И так уже был он самый молодой – сорок лет – губернатор в России, а тут революционеры убили очередного министра внутренних дел (Плеве), и при вызванных тем перемещениях Столыпин был внезапно переназначен в крупную Саратовскую губернию, из самых революционно-бурных. Левые партии были здесь богатые (пожертвованиями богатых людей), щедро тратились на газеты и прокламации, а к властям устоялась такая накалённая непримиримость, что иные интеллигенты даже в симфоническом концерте хлопали креслами и уходили, если в свою ложу вошёл губернатор. И в самих революционных безпорядках уже устанавливался такой порядок, что при волнениях губернские власти покидали Саратов, иллюзорное же управление переходило в руки младших администраторов. (Да и среди старших, увешанных царскими орденами, выставлялись иные оппозиционерством.) Ярче, чем во многих местах России, саратовское общество чувствовало и высказывало громко свою как бы несомненную правоту, а власти умели выставлять войска, никогда – аргументы, смирясь со своей как бы несомненной виновностью. Нов и неожидан выказался губернатор – рослый, прямой, с решительными движеньями, властной повадкой, не из тех, какие по ночам в своих дворцах не спали от страха, но выезжал на коне без эскорта к разъярённой толпе на площади, шедшему на него парню с дубиной бросал свою шинель – «подержи!» – и голосом полнозвучным, уверенной речью уговаривал толпу разойтись. И наоборот, когда иная толпа, в оскорблённом патриотическом чувстве, в Балашове осадила здание, где собралась интеллигенция для обсуждения политической резолюции, Столыпин спас их тоже вмешательством личным, сквозь толпу, и погромщик ещё ушиб булыжником его отроду больную правую руку.
В три первых года этого века – Девятьсот Первом, Втором и Третьем, Россия была охвачена опасно нарастающим ознобом, уже в жару. Всё указывало – начать методическое неуклонное лечение. И тут, как сталкивая заболевающего лёгочного в прорубь, открыли войну с Японией.
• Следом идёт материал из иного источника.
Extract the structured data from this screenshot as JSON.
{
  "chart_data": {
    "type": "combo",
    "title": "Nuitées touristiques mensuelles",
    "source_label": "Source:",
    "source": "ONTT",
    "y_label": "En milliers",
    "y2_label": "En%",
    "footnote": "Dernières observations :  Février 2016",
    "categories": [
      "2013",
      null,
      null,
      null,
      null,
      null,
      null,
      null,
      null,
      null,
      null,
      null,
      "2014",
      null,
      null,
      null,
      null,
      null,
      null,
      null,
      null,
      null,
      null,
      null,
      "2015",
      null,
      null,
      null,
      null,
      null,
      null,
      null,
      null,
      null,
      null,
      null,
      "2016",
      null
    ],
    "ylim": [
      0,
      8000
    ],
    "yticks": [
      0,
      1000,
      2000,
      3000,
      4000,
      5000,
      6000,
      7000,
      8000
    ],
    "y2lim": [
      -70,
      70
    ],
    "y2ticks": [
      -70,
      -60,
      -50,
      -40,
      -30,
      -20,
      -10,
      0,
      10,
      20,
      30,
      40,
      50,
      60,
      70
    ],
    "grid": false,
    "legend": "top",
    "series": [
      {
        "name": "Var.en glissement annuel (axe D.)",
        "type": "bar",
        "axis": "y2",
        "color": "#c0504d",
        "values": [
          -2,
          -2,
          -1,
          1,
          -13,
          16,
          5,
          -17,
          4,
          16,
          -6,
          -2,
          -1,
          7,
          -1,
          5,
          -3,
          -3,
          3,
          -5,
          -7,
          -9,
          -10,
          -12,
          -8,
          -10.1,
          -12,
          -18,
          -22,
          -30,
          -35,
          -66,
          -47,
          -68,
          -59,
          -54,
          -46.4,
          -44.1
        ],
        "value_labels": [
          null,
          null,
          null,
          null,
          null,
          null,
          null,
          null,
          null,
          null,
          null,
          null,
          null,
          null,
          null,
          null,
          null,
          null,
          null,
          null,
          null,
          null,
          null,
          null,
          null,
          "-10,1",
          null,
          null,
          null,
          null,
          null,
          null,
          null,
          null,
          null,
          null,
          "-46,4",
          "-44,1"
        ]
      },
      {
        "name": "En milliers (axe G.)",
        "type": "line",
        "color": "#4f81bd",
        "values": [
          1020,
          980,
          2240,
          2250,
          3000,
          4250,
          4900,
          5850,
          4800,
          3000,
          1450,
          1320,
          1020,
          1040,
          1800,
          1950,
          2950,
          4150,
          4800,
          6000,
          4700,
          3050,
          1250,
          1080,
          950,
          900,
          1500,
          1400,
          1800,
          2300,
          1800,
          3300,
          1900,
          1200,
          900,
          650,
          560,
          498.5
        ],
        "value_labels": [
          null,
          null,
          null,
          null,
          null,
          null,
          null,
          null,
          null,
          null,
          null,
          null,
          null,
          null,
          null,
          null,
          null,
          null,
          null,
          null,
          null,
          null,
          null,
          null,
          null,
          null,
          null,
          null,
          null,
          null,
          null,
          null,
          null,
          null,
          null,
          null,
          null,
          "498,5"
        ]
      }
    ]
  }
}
Не только верность службе, но верность монархическому принципу стягивают человека в дисциплине, заставляя все усумненья и ропот перемалывать в себе и, даже если всё отрывается внутри, – соблюдать внешнюю бодрость. Смутны истоки войны, нечётка её неизбежность на русском пути. От этого трудно найти в себе влечение к жертве, ещё труднее разбудить в других. Но есть зов царя – и каждому сыну родины остаётся… (На таких безвыгодных речах развивалось уменье говорить и вера в то, что говорить он умеет.)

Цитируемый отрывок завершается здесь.